3-20 決意
男たちのグループは俗にいうハコ師で、電車専門のスリを生業としている人間達だった。
最初は男たちの行動にまじってスリ役への注目をそらす役目に徹していたが、やがてお前もスリをやってみるかという話になった。
初めの内は際限なく湧いてくる不安に心が潰れそうだった。が、やってみるとこれが上手くいった。
「確かに俺たちがやりやすい奴を選んでるのもあるが、お前にはセンスがあるぜ。ハコで終わらせとくのももったいないかもな」
皮肉な話だ。警察官の父にあこがれてそれに邁進していた男が、それとは対極のところで才能の花を開かせようとは。
犯罪に手を染めた男たちは孤独な人生を歩むものも多いが、横のつながりが出来ているものも多い。扱うものは違えど、皆すねに傷もつ人間としてのある種の身内感覚を持っている。もちろん、気を許してはいけない。どいつもこいつも、自分の手を汚さずに他人を出し抜こうと舌を伸ばして待ち構えている奴らだ。悪そうな奴は大体友達どころではなく、悪しかいない。
いつぞやの若者を睨みつけていた男は俺の事を大層気に入り、地元で名のある泥棒稼業師たちに俺を引き合わせてくれた。

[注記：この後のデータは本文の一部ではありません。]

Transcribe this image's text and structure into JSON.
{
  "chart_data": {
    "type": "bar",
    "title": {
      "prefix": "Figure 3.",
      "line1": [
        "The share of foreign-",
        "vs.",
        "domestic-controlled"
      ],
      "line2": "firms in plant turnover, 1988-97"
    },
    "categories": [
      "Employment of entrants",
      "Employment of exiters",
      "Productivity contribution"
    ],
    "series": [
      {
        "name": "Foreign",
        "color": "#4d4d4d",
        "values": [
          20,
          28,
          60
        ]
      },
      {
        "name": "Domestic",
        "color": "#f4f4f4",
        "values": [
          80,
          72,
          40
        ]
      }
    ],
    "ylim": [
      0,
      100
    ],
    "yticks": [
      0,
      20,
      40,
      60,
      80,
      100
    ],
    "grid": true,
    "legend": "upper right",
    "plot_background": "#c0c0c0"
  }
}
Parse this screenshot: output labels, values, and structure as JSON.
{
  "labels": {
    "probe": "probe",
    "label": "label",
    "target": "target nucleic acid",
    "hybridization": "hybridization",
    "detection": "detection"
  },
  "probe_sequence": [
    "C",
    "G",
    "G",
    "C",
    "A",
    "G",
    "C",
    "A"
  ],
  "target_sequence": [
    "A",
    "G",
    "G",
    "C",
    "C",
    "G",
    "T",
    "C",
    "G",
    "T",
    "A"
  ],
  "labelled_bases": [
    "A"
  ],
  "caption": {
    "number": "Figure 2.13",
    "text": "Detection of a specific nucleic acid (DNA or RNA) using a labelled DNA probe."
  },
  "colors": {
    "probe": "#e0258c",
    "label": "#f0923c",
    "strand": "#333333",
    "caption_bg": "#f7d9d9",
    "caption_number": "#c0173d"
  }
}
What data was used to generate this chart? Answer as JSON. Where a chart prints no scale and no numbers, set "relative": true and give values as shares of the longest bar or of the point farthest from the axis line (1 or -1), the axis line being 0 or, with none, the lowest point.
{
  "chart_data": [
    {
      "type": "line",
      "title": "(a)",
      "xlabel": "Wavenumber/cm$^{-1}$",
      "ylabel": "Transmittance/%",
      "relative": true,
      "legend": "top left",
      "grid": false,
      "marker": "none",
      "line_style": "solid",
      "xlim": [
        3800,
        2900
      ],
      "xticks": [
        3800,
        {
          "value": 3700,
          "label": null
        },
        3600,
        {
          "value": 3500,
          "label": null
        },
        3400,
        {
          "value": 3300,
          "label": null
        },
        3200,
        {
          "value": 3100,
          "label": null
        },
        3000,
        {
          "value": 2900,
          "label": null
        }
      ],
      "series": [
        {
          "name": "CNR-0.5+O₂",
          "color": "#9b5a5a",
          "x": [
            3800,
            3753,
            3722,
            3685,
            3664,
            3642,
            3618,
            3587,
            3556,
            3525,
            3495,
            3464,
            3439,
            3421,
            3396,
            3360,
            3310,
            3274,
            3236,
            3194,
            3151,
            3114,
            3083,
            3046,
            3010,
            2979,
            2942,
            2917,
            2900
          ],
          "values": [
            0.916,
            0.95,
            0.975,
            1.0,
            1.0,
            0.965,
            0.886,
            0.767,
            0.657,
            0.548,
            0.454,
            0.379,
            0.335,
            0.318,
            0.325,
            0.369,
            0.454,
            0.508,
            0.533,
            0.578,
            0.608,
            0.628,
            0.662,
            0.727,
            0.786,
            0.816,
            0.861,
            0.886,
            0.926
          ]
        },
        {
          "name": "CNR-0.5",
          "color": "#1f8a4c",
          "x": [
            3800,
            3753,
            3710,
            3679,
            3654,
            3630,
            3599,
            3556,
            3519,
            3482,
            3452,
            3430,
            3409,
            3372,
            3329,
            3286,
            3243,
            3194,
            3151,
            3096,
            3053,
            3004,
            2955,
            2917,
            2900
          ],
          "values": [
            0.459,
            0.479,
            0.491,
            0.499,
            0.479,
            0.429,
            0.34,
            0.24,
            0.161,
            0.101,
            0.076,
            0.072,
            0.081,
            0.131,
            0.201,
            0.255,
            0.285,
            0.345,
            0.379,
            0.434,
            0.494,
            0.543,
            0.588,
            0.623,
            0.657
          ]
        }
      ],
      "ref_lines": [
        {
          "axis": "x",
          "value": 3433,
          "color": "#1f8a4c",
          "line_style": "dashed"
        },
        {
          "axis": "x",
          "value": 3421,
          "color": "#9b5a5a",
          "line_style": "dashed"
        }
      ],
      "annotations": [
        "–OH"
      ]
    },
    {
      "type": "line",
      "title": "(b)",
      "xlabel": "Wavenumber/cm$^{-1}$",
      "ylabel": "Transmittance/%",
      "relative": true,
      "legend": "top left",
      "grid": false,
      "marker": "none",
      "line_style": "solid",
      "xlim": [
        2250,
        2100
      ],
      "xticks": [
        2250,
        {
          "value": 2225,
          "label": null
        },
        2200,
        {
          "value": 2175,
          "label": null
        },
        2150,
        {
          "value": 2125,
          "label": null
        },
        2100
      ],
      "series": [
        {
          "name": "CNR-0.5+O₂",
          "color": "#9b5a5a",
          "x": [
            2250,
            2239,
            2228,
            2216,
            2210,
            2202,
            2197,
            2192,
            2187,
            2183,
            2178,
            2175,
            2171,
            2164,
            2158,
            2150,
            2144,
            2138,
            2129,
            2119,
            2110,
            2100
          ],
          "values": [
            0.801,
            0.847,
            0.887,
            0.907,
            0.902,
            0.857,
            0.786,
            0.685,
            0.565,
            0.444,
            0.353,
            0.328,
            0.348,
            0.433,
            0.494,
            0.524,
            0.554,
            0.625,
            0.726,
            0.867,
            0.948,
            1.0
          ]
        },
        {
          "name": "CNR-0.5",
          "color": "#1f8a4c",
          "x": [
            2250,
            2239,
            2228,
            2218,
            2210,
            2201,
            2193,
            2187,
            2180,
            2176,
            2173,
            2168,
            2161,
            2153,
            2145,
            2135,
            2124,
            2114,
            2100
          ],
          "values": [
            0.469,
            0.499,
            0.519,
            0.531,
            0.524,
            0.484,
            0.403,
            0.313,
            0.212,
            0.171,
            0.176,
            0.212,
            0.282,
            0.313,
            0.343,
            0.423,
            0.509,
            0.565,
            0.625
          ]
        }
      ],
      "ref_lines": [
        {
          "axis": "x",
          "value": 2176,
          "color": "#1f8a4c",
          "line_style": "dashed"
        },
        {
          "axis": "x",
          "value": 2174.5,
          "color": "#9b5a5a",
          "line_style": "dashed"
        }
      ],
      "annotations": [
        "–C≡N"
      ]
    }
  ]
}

彼らは俺の事を快く受け入れてくれたようで、いろんな話を聞かせてくれた。中でもノビ師の男は70に手が届く老齢で、俺の事を我が子のように思う一方、自分の培った才能がこのままなくなってしまうことに不安を覚えているようだった。
ある日、俺を気に入っていた男が死んだ。知らずに暴力団のシノギ(収入源)とかすってしまい、制裁を受けたのだ。その日から、残り二人の仲間も現れなくなった。自分たちも巻き込まれるかもしれないと逃げ出したということを、後になって知った。
一人になった俺は、それを機にノビの男に弟子入りをするようになった。どこから持ってきたのか四角い枠に嵌められた窓ガラスで、基本となる三角割りの練習から始めさせられた。男はその出来ぶりの他にも色んな事に完璧さを求め、俺は何度も叱咤されたが苦にはならなかった。悪として映えることで、父さんを捨てたあいつらを何かしらの形で出し抜きたかったのだ。
男は俺に一通りの技術を授けると、それを皮切りに引退したというように覇気がなくなった。人に何かを託すというのは、こういうことを言うのだろうか。そう思うと、俺のような人間のために、何だか悪いような気もしてくる。
こうして俺は、泥棒稼業の賊として、ただの一度も捕まることもなく、あの運命の日を迎えることになる。
死刑を言い渡された俺は飯倉や父さんたちに悔いると共に、自分自身と改めて向き合い、ある種の救いを感じていた。俺自身が一番このような人生を望んでいなかったのだ。どう紆余曲折を経てあがこうと本当の俺は幸せな家族に包まれ、あこがれの父と同じように警察官になって飯倉のような幸せになるべき人たちの一助となりたかったのだ。
それを、他ならぬ俺が、俺の手でみんなの命を奪ってしまった。
償いたい。出来るものなら。
そうして今、俺がここにいる。
何たる天の配剤か。俺のような人間が、こんな奇跡を受けてよいものなのか。
だが、こうして神に機会を与えられた以上、俺にはやらなければならないことがあるのだ。
みんなの幸せのために、俺は動き出さなければならない。